JXTA Campus Stormwater Improvements
This North Minneapolis nonprofit’s campus expansion will feature a tree vault system and other stormwater and habitat improvements.
Project Details
City: Minneapolis
Type: Capital Project Grant
Status: Active
Timeline: 2021-2022
MWMO Funding: $216,000
Partners: 4RM+ULA; Juxtaposition Arts; Solution Blue; Ten x Ten
Emmy Baskerville
Planner – Project Manager
612-746-4989
Email Emmy Baskerville
View Bio
Juxtaposition Arts (JXTA) is building a redesigned and expanded campus in North Minneapolis featuring a stormwater retention and reuse system as well as native plantings to support habitat creation. An MWMO Capital Project Grant will help fund these stormwater and habitat improvements, which will be highly visible and offer new educational opportunities for JXTA students and residents.
JXTA is a nonprofit, teen-staffed art and design center, gallery, retail shop, and artists’ studio space in North Minneapolis. As part of a planned $12 million campus expansion project, JXTA wanted to incorporate stormwater management and habitat improvements. They successfully applied for a $216,000 capital project grant from the MWMO. JXTA previously partnered with the MWMO on a highly used and engaging Skate-Able Art Plaza featuring rain gardens at the corner of W Broadway Ave and Emerson Ave N, funded by a Stewardship Fund-Action Grant.
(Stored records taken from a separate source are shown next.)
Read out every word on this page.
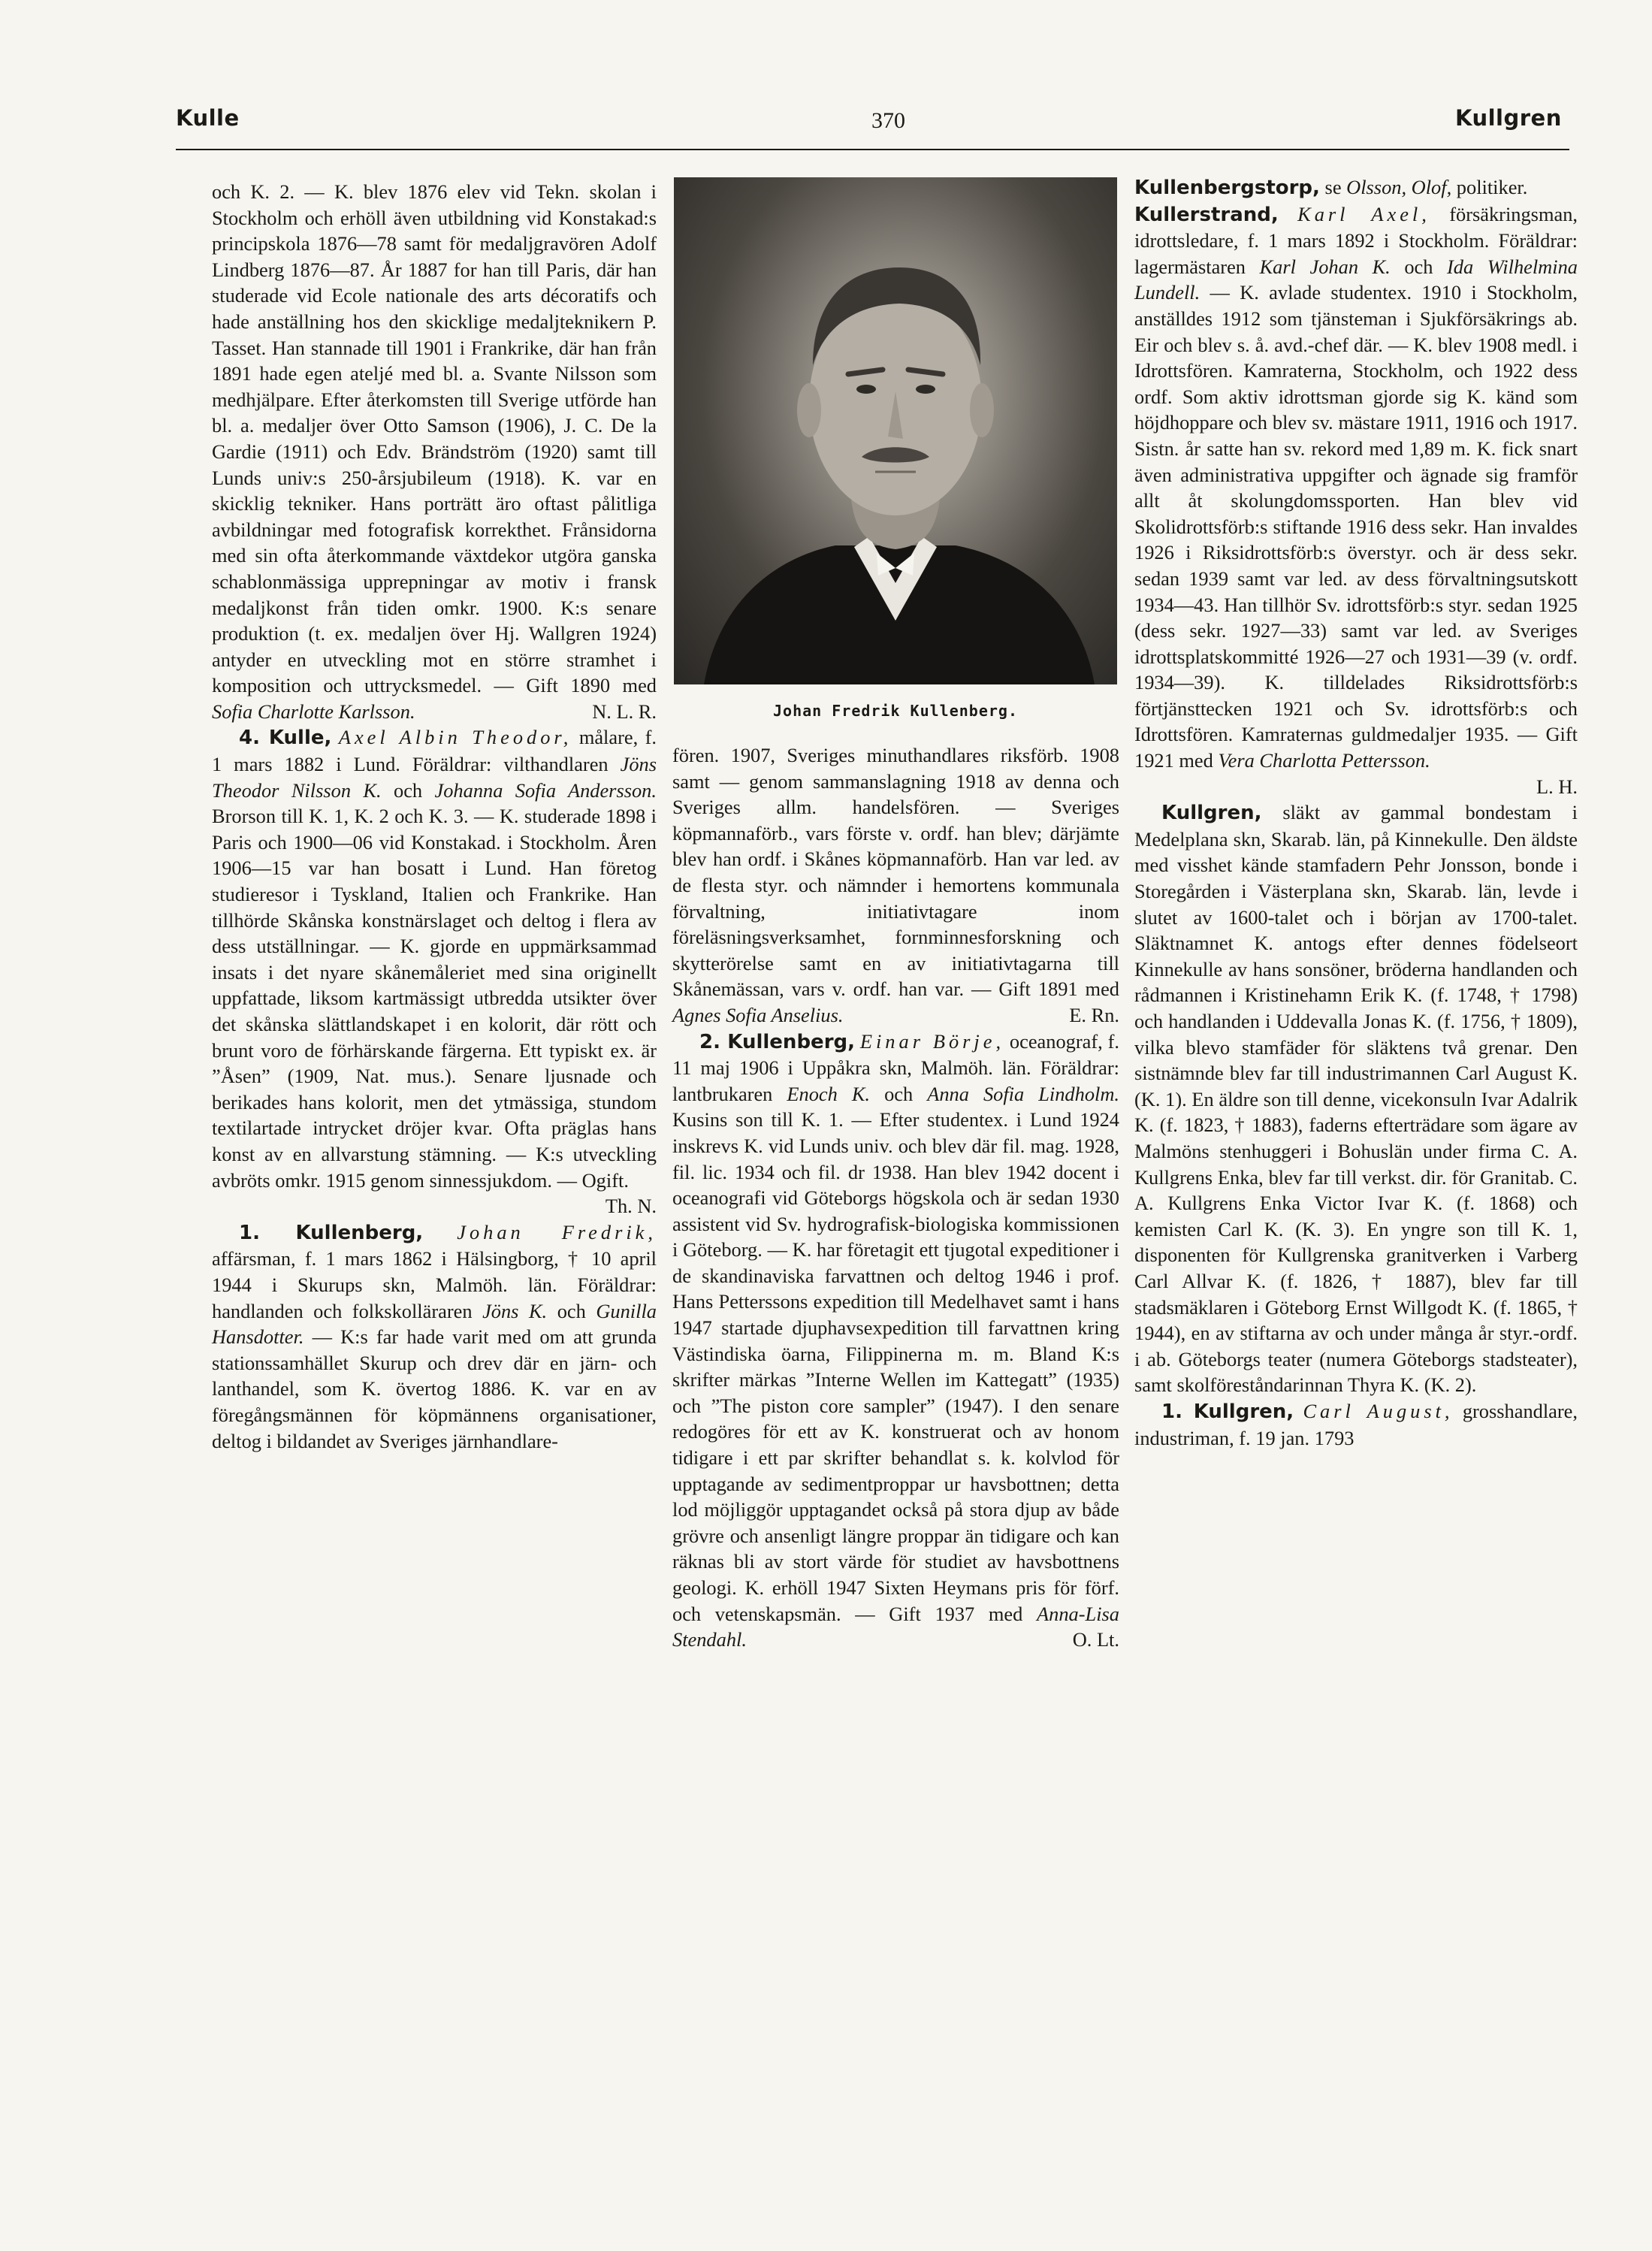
Kulle	370	Kullgren

och K. 2. — K. blev 1876 elev vid Tekn. skolan i Stockholm och erhöll även utbildning vid Konstakad:s principskola 1876—78 samt för medaljgravören Adolf Lindberg 1876—87. År 1887 for han till Paris, där han studerade vid Ecole nationale des arts décoratifs och hade anställning hos den skicklige medaljteknikern P. Tasset. Han stannade till 1901 i Frankrike, där han från 1891 hade egen ateljé med bl. a. Svante Nilsson som medhjälpare. Efter återkomsten till Sverige utförde han bl. a. medaljer över Otto Samson (1906), J. C. De la Gardie (1911) och Edv. Brändström (1920) samt till Lunds univ:s 250-årsjubileum (1918). K. var en skicklig tekniker. Hans porträtt äro oftast pålitliga avbildningar med fotografisk korrekthet. Frånsidorna med sin ofta återkommande växtdekor utgöra ganska schablonmässiga upprepningar av motiv i fransk medaljkonst från tiden omkr. 1900. K:s senare produktion (t. ex. medaljen över Hj. Wallgren 1924) antyder en utveckling mot en större stramhet i komposition och uttrycksmedel. — Gift 1890 med Sofia Charlotte Karlsson.	N. L. R.

4. Kulle, Axel Albin Theodor, målare, f. 1 mars 1882 i Lund. Föräldrar: vilthandlaren Jöns Theodor Nilsson K. och Johanna Sofia Andersson. Brorson till K. 1, K. 2 och K. 3. — K. studerade 1898 i Paris och 1900—06 vid Konstakad. i Stockholm. Åren 1906—15 var han bosatt i Lund. Han företog studieresor i Tyskland, Italien och Frankrike. Han tillhörde Skånska konstnärslaget och deltog i flera av dess utställningar. — K. gjorde en uppmärksammad insats i det nyare skånemåleriet med sina originellt uppfattade, liksom kartmässigt utbredda utsikter över det skånska slättlandskapet i en kolorit, där rött och brunt voro de förhärskande färgerna. Ett typiskt ex. är ”Åsen” (1909, Nat. mus.). Senare ljusnade och berikades hans kolorit, men det ytmässiga, stundom textilartade intrycket dröjer kvar. Ofta präglas hans konst av en allvarstung stämning. — K:s utveckling avbröts omkr. 1915 genom sinnessjukdom. — Ogift.

Th. N.

1. Kullenberg, Johan Fredrik, affärsman, f. 1 mars 1862 i Hälsingborg, † 10 april 1944 i Skurups skn, Malmöh. län. Föräldrar: handlanden och folkskolläraren Jöns K. och Gunilla Hansdotter. — K:s far hade varit med om att grunda stationssamhället Skurup och drev där en järn- och lanthandel, som K. övertog 1886. K. var en av föregångsmännen för köpmännens organisationer, deltog i bildandet av Sveriges järnhandlare-

Johan Fredrik Kullenberg.

fören. 1907, Sveriges minuthandlares riksförb. 1908 samt — genom sammanslagning 1918 av denna och Sveriges allm. handelsfören. — Sveriges köpmannaförb., vars förste v. ordf. han blev; därjämte blev han ordf. i Skånes köpmannaförb. Han var led. av de flesta styr. och nämnder i hemortens kommunala förvaltning, initiativtagare inom föreläsningsverksamhet, fornminnesforskning och skytterörelse samt en av initiativtagarna till Skånemässan, vars v. ordf. han var. — Gift 1891 med Agnes Sofia Anselius.	E. Rn.

2. Kullenberg, Einar Börje, oceanograf, f. 11 maj 1906 i Uppåkra skn, Malmöh. län. Föräldrar: lantbrukaren Enoch K. och Anna Sofia Lindholm. Kusins son till K. 1. — Efter studentex. i Lund 1924 inskrevs K. vid Lunds univ. och blev där fil. mag. 1928, fil. lic. 1934 och fil. dr 1938. Han blev 1942 docent i oceanografi vid Göteborgs högskola och är sedan 1930 assistent vid Sv. hydrografisk-biologiska kommissionen i Göteborg. — K. har företagit ett tjugotal expeditioner i de skandinaviska farvattnen och deltog 1946 i prof. Hans Petterssons expedition till Medelhavet samt i hans 1947 startade djuphavsexpedition till farvattnen kring Västindiska öarna, Filippinerna m. m. Bland K:s skrifter märkas ”Interne Wellen im Kattegatt” (1935) och ”The piston core sampler” (1947). I den senare redogöres för ett av K. konstruerat och av honom tidigare i ett par skrifter behandlat s. k. kolvlod för upptagande av sedimentproppar ur havsbottnen; detta lod möjliggör upptagandet också på stora djup av både grövre och ansenligt längre proppar än tidigare och kan räknas bli av stort värde för studiet av havsbottnens geologi. K. erhöll 1947 Sixten Heymans pris för förf. och vetenskapsmän. — Gift 1937 med Anna-Lisa Stendahl.	O. Lt.

Kullenbergstorp, se Olsson, Olof, politiker.

Kullerstrand, Karl Axel, försäkringsman, idrottsledare, f. 1 mars 1892 i Stockholm. Föräldrar: lagermästaren Karl Johan K. och Ida Wilhelmina Lundell. — K. avlade studentex. 1910 i Stockholm, anställdes 1912 som tjänsteman i Sjukförsäkrings ab. Eir och blev s. å. avd.-chef där. — K. blev 1908 medl. i Idrottsfören. Kamraterna, Stockholm, och 1922 dess ordf. Som aktiv idrottsman gjorde sig K. känd som höjdhoppare och blev sv. mästare 1911, 1916 och 1917. Sistn. år satte han sv. rekord med 1,89 m. K. fick snart även administrativa uppgifter och ägnade sig framför allt åt skolungdomssporten. Han blev vid Skolidrottsförb:s stiftande 1916 dess sekr. Han invaldes 1926 i Riksidrottsförb:s överstyr. och är dess sekr. sedan 1939 samt var led. av dess förvaltningsutskott 1934—43. Han tillhör Sv. idrottsförb:s styr. sedan 1925 (dess sekr. 1927—33) samt var led. av Sveriges idrottsplatskommitté 1926—27 och 1931—39 (v. ordf. 1934—39). K. tilldelades Riksidrottsförb:s förtjänsttecken 1921 och Sv. idrottsförb:s och Idrottsfören. Kamraternas guldmedaljer 1935. — Gift 1921 med Vera Charlotta Pettersson.

L. H.

Kullgren, släkt av gammal bondestam i Medelplana skn, Skarab. län, på Kinnekulle. Den äldste med visshet kände stamfadern Pehr Jonsson, bonde i Storegården i Västerplana skn, Skarab. län, levde i slutet av 1600-talet och i början av 1700-talet. Släktnamnet K. antogs efter dennes födelseort Kinnekulle av hans sonsöner, bröderna handlanden och rådmannen i Kristinehamn Erik K. (f. 1748, † 1798) och handlanden i Uddevalla Jonas K. (f. 1756, † 1809), vilka blevo stamfäder för släktens två grenar. Den sistnämnde blev far till industrimannen Carl August K. (K. 1). En äldre son till denne, vicekonsuln Ivar Adalrik K. (f. 1823, † 1883), faderns efterträdare som ägare av Malmöns stenhuggeri i Bohuslän under firma C. A. Kullgrens Enka, blev far till verkst. dir. för Granitab. C. A. Kullgrens Enka Victor Ivar K. (f. 1868) och kemisten Carl K. (K. 3). En yngre son till K. 1, disponenten för Kullgrenska granitverken i Varberg Carl Allvar K. (f. 1826, † 1887), blev far till stadsmäklaren i Göteborg Ernst Willgodt K. (f. 1865, † 1944), en av stiftarna av och under många år styr.-ordf. i ab. Göteborgs teater (numera Göteborgs stadsteater), samt skolföreståndarinnan Thyra K. (K. 2).

1. Kullgren, Carl August, grosshandlare, industriman, f. 19 jan. 1793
The current site is approximately 83 percent impervious and experiences frequent flooding in the alley. The new campus will include a tree vault system in the NW portion of the site that captures runoff from the parking lot, filters it, and then discharges it via drain tile to a biofiltration berm. A series of six tree planters will be added in the public sidewalk along Emerson Avenue to collect the runoff from the sidewalk and beautify the streetscape. Finally, a cistern will retain the stormwater runoff from the roof drain leaders, planting areas, and sidewalk along the building. Water from the cistern will be used for irrigation.
Partners for the project’s design and implementation include Solution Blue (a civil engineering firm), Ten x Ten, 4RM+ULA, and artists from Juxtaposition Arts. Ten x Ten, 4RM+ULA and artists from Juxtaposition Arts previously worked together to redesign the 26th Avenue North Overlook that includes native planting and shoreline restoration. Juxtaposition Arts sees this project as a prime opportunity to train the next generation of urban designers (who are working and learning at Juxtaposition now and in the future) in the design and operation of stormwater practices and habitat creation.
Once complete, the project will be used as a living demonstration project to showcase innovative stormwater design for the hundreds of students that are going through JXTA’s design programs annually, as well as an on-campus learning lab for youth apprentices in their Environmental Design studio. Around the tree vaults, JXTA plans to include educational signage about the function and benefits of tree trenches. Project tours are also planned for community members, government officials, funders, and the press.